Thor 1 starts us off with your man having a sulk at Miljthingy whilst Makelith The Accursed leads a group of Frost Giants to attack Earth. The collective Asgardians have a chin wag over the fact that none of them seem to be capable of lifting the hammer anymore (There’s a rather large clue to as why that may be…) and Odin has a strop that’s made even better if you cast Brian Blessed in your head as the voice of Odin, as I have done over the odd periods of time when I’ve cared about reading Thor. (Admittedly the last time being sometime around either the Romita Jr or Simonson era.) Thor decides he’s probably done enough sulking and decides he really ought to do something about Makelith and after that…things get interesting in a way that would probably be a massive SPOILER if I mentioned them here. We do get to see who the new Thor IS, though, I can tell you that much, I think. Makes perfect sense as well.
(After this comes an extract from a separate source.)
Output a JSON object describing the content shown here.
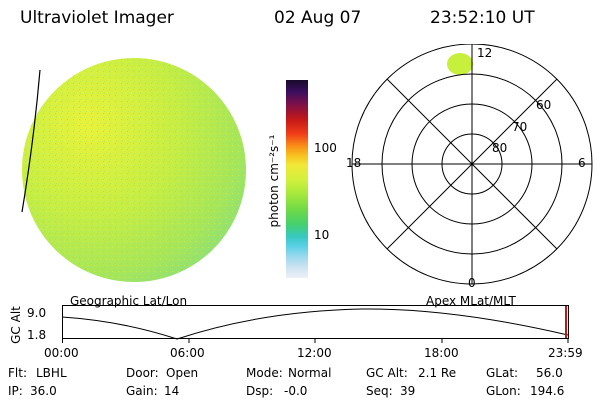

I liked this a lot, as I said earlier, I’ve been trying to avoid both reading comics featuring Thor and any of the sneak previews that have been around the Web so I’d come into this as cold as possible. It recaps exactly why Thor’s in this state without languishing too long in recap confusion Hell, and while there’s probably still a bit too much Shakespearian effect ‘Everyone Must State Their Point Of View Before We Can Move On To The Next Plot Point’ that Marvel have been suffering from for the last few years and Makelith is one more graduate from the ‘Every villain needs to be a Smart Arse Rogue who gets better dialogue than the Hero’ School Of Modern Comic Writing.
The art, however, is the total tits! I haven’t seen Russell Dauterman’s art before now, but he is the star of the show here. He’s somewhere between Geof Darrow. Rafael Grampa and Darick Robertson and there’s a double page spread early on in the book that glued my socks on for fear of Frost Giants freezing my feet off. He’s got natural timing, body language and expression down as much as he does the grand epic battle stuff.
Against my natural judgement of not recommending Marvel comics, I’d say this is one of the better new comics of Marvel trying out this ‘experimenting with female leads’in 2014 (And seriously, how fucked are we as a business that trying to represent half the population of the planet in 7 or 8 comics out of dozens has to be some kind of brave experiment!). So here you go. A very strong Marvel comic featuring a well written, strongly motivated female protagonists. Want more of this kind of thing? Buy this. Now.
‘Don’t Tweet About It, Do It’ (with apologies to The Pink Fairies.)